For Drew, years of hidden abuse left him with a dark idea of home and an unwillingness to trust anyone at all. In his interview to become a member of the house, he challenged, “If my family and the people I’m close to will mistreat me—what can I expect from you, a total stranger?”

When he first came to Journey Place, he blew off the program, ignored every house rule, and often bragged he wouldn’t last than 2 or 3 months at the most. When you complimented his progress in an area, he would immediately start doing the opposite. He rebelled against staff, against schooling, against finding a job.

A year-and-a-half later, Drew has a new perspective. He slowly began to see how the structure of the program began to make an impact in his daily life. “There was something about having my own key,” Drew explains now. “I began to really see this as MY home. It wasn’t just another stop—it was MY home. I was safe, I started to understand that I could depend on people more than I thought I could, and that I was in the driver’s seat. I could figure this out and make something of my life.”

Drew completed his GED and we recently got word that he has found a seasonal job where he will gain valuable first-time job experience. From the moment Drew started at Journey Place, the key was in his hands.

Journey Place is a specialized program for young adults males 18-21 who are aging our of foster care and need assistance making the transition from foster care to being an independent adult due to unmet education, employment, or social needs. The framework for Journey Place is the RENEW (Rehabilitation for Empowerment, Natural Supports, Education, and Work) model.  Residents are given the opportunity to practice the required independent living skills necessary to be successful adults while in a safe and supportive environment.

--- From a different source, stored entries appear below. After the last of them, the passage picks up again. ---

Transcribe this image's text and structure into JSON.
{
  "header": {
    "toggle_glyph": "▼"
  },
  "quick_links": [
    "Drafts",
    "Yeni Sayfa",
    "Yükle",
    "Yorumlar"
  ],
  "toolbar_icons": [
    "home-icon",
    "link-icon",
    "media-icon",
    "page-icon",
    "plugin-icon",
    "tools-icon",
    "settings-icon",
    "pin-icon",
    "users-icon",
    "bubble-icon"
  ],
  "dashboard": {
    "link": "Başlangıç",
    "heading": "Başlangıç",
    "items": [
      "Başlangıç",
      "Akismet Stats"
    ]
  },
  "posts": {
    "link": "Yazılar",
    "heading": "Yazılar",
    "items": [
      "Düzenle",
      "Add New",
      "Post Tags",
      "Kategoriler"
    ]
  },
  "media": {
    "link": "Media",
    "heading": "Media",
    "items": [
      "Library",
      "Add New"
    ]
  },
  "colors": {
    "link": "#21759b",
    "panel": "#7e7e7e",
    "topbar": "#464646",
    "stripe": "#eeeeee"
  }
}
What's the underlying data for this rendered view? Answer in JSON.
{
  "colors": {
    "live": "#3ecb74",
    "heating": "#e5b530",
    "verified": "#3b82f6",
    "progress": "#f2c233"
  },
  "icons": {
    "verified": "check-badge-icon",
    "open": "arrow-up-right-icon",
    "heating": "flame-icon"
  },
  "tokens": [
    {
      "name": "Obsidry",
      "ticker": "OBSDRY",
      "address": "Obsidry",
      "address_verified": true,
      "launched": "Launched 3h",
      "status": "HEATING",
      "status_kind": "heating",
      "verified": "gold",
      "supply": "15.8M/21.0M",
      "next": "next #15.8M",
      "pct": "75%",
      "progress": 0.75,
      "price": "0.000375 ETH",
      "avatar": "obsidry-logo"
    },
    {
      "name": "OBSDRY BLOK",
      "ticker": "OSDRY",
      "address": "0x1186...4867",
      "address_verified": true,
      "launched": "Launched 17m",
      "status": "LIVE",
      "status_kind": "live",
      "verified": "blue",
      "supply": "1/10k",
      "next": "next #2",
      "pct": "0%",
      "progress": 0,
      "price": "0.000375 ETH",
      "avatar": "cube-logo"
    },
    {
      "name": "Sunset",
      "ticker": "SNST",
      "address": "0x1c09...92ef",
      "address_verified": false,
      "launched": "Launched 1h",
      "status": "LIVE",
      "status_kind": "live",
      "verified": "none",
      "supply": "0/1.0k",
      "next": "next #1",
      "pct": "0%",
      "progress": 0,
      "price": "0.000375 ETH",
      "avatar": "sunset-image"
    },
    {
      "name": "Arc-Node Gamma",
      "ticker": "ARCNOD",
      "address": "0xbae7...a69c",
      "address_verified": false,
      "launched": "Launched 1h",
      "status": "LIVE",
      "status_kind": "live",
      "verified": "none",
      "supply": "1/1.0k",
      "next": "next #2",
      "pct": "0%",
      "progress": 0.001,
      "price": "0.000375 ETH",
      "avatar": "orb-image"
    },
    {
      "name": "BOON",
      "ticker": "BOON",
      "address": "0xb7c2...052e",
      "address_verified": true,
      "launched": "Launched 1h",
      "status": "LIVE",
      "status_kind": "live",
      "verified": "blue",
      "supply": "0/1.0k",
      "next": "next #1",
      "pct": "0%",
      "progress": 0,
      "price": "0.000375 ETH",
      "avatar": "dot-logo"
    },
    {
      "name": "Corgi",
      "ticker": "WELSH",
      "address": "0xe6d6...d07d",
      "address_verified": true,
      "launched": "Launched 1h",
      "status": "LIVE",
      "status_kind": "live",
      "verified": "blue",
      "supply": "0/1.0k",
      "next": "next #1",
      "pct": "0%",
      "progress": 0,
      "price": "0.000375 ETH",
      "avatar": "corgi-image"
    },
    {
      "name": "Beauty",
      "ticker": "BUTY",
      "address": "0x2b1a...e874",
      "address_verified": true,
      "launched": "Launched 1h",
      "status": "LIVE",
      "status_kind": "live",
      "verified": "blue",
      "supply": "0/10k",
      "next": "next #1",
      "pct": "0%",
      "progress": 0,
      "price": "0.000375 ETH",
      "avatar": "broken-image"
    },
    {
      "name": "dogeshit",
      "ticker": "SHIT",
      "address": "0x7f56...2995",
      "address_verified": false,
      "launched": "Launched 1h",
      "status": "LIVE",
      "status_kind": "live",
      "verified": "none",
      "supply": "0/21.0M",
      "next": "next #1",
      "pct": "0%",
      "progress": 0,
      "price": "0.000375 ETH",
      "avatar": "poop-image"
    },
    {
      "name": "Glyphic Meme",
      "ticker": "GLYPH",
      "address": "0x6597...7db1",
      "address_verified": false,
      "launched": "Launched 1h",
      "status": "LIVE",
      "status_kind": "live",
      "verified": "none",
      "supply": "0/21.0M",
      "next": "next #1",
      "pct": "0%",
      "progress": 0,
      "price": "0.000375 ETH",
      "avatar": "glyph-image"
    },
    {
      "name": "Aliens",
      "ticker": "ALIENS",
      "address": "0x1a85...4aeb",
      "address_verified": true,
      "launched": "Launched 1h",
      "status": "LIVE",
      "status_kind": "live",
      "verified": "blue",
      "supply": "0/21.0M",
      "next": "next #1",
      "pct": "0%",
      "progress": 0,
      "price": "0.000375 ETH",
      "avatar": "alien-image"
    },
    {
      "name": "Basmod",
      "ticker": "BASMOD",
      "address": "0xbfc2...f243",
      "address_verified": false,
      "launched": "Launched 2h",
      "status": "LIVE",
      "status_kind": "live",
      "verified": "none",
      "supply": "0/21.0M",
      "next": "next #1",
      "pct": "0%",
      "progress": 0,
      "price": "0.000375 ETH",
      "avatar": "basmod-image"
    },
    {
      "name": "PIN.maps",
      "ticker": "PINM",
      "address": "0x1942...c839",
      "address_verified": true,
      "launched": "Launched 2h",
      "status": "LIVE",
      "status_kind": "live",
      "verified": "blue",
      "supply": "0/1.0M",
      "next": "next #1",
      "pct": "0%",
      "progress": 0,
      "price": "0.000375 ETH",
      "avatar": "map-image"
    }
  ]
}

How Journey Place differs from other programs

  • Potential Residents must complete a residential application
  • Potential Residents must be interviewed and accepted by interview panel consisting of at least one current resident
  • Residents must be employed or enrolled in school within three months of
  • admission
  • Residents have a key to “their home” and separate entrance
  • Residents live as roommates and must work with each other to shop for groceries, cook, clean, etc.
  • Access to On Ramp Resource Center supports and activities

Why it Works

Journey Place is a home for 6 young adults who live together in an environment similar to a college dormitory.  Residents have a level of independence, and personal responsibility for their own success unlike any other program designed for young adults.  Residents have immediate support from Program Mentors who work to teach daily independent living skills, as well as a Transition Specialist who serves as the case manager to work on individual goal setting and completion.  Residents are expected to demonstrate success within the following domains: Education and/or Employment, Health and Safety, and Community Life Functioning.  At the time of discharge, successful residents should be prepared to transition to a permanent independent housing option.

The Relatives began partnering with National Safe Place in 1988 to create a local network of businesses, public resources, churches, schools, and transportation services, who were willing to post Safe Place signs throughout our community to identify themselves as a place to get help for kids in crisis. Any child or teen can ask for help at these locations and be connected to The Relatives Crisis Center free of charge. Our Safe Place program allows The Relatives to expand its reach to more youth in the community and allow businesses to help this on going effort.